India has hailed a nuclear co-operation deal with the United States, seen as a major shift in Washington's policy.
Manmohan Singh will deliver an address to Congress on Tuesday
President George W Bush says he will ask Congress to lift sanctions on India that will give Delhi access to civilian nuclear technology.
The deal came during a visit by Indian Prime Minister Manmohan Singh, who is to deliver a speech to a joint meeting of Congress on Tuesday.
The US tightened nuclear curbs on India after Delhi's weapons tests in 1998.
The BBC's Brajesh Upadhyay in Washington says Indian officials are calling the agreement a major triumph for Mr Singh, who is on his first official visit to the US.
A joint statement issued after Monday's meeting between President Bush and Mr Singh said that the US would work to achieve full civil nuclear energy co-operation with India.
Mr Singh's spokesman, Sanjay Baru, told the BBC: "It's a historic declaration and all the nuclear sanctions imposed on India have been lifted."
Delhi had been anxious to strike a deal on ways to share nuclear technology to help meet its growing energy needs.
The deal was agreed despite India's continued refusal to sign an international nuclear non-proliferation treaty (NPT), designed to halt the spread of nuclear weapons.
The joint statement said: "As a responsible state with advanced nuclear technology, India should acquire the same benefits and advantages as other states."
However, US undersecretary of state for political affairs Nicholas Burns insisted the deal "does not mean that US is now recognising India as a nuclear weapons state".
"That's a separate matter. India is not part of the NPT."
A senior US official said India had asked for such recognition but the US refused because of the treaty issue.
Observers say the deal is an important shift in US foreign policy and shows Washington is comfortable that Delhi is committed to preventing proliferation, despite not signing the treaty.
The nuclear deal has already sparked some opposition in the US
The deal has already sparked some opposition in Congress.
Democrat representative, Ed Markey, said: "We cannot play favourites, breaking the rules of the non-proliferation treaty, to favour one nation at the risk of undermining critical international treaties on nuclear weapons."
Joseph Cirincione of the Carnegie Endowment for International Peace, said: "This is the triumph of great power politics over non-proliferation policy."
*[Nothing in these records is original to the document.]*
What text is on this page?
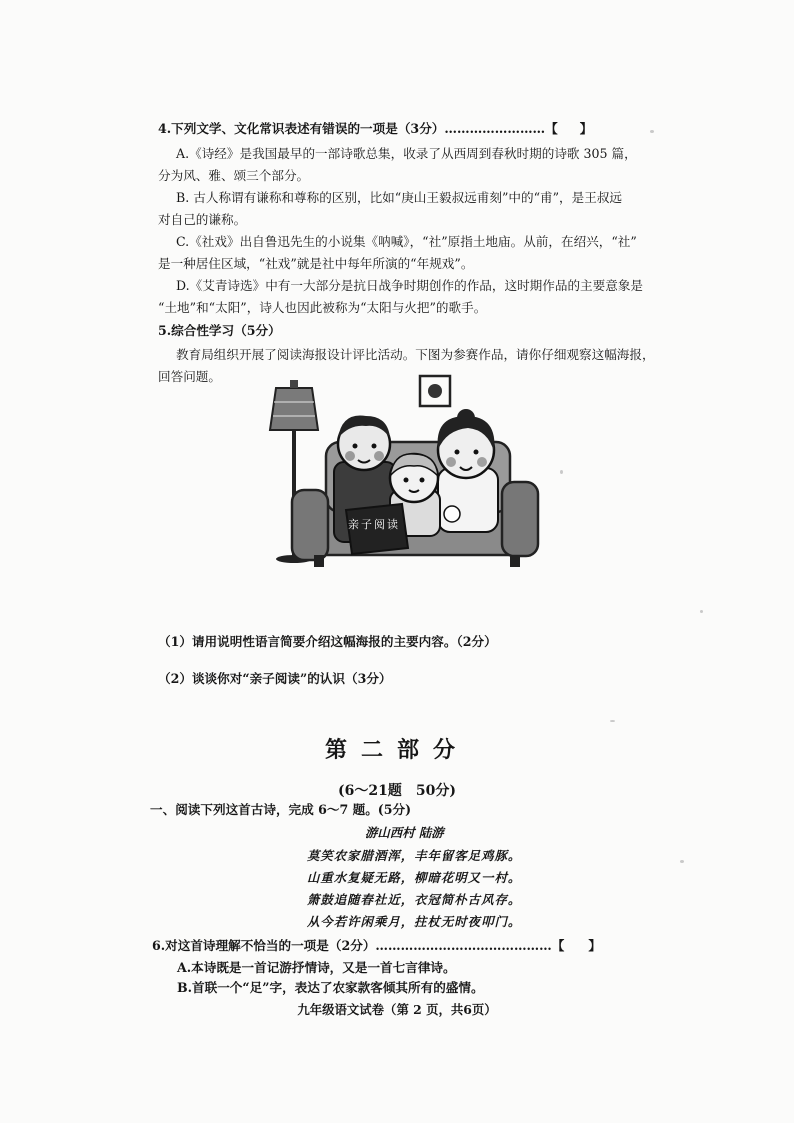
4.下列文学、文化常识表述有错误的一项是（3分）……………………【 】
A.《诗经》是我国最早的一部诗歌总集，收录了从西周到春秋时期的诗歌 305 篇，
分为风、雅、颂三个部分。
B. 古人称谓有谦称和尊称的区别，比如“庚山王毅叔远甫刻”中的“甫”，是王叔远
对自己的谦称。
C.《社戏》出自鲁迅先生的小说集《呐喊》，“社”原指土地庙。从前，在绍兴，“社”
是一种居住区域，“社戏”就是社中每年所演的“年规戏”。
D.《艾青诗选》中有一大部分是抗日战争时期创作的作品，这时期作品的主要意象是
“土地”和“太阳”，诗人也因此被称为“太阳与火把”的歌手。
5.综合性学习（5分）
教育局组织开展了阅读海报设计评比活动。下图为参赛作品，请你仔细观察这幅海报，
回答问题。
亲子阅读
（1）请用说明性语言简要介绍这幅海报的主要内容。（2分）
（2）谈谈你对“亲子阅读”的认识（3分）
第二部分
(6～21题　50分)
一、阅读下列这首古诗，完成 6～7 题。(5分)
游山西村 陆游
莫笑农家腊酒浑，丰年留客足鸡豚。
山重水复疑无路，柳暗花明又一村。
箫鼓追随春社近，衣冠简朴古风存。
从今若许闲乘月，拄杖无时夜叩门。
6.对这首诗理解不恰当的一项是（2分）……………………………………【 】
A.本诗既是一首记游抒情诗，又是一首七言律诗。
B.首联一个“足”字，表达了农家款客倾其所有的盛情。
九年级语文试卷（第 2 页，共6页）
Later on Tuesday, Mr Singh is to be afforded the rare honour of addressing a joint meeting of Congress - only the eighth foreign leader to do so in five years.
At a White House dinner on Monday, President Bush told Mr Singh: "The relationship between our two nations has never been stronger."
Secretary of State Condoleezza Rice said: "Today the president had an opportunity to tell the prime minister that we value greatly India as an international partner."
The trip has not been a total success for Mr Singh, however.
He has failed to get President Bush's support for a permanent seat for India on the United Nations Security Council.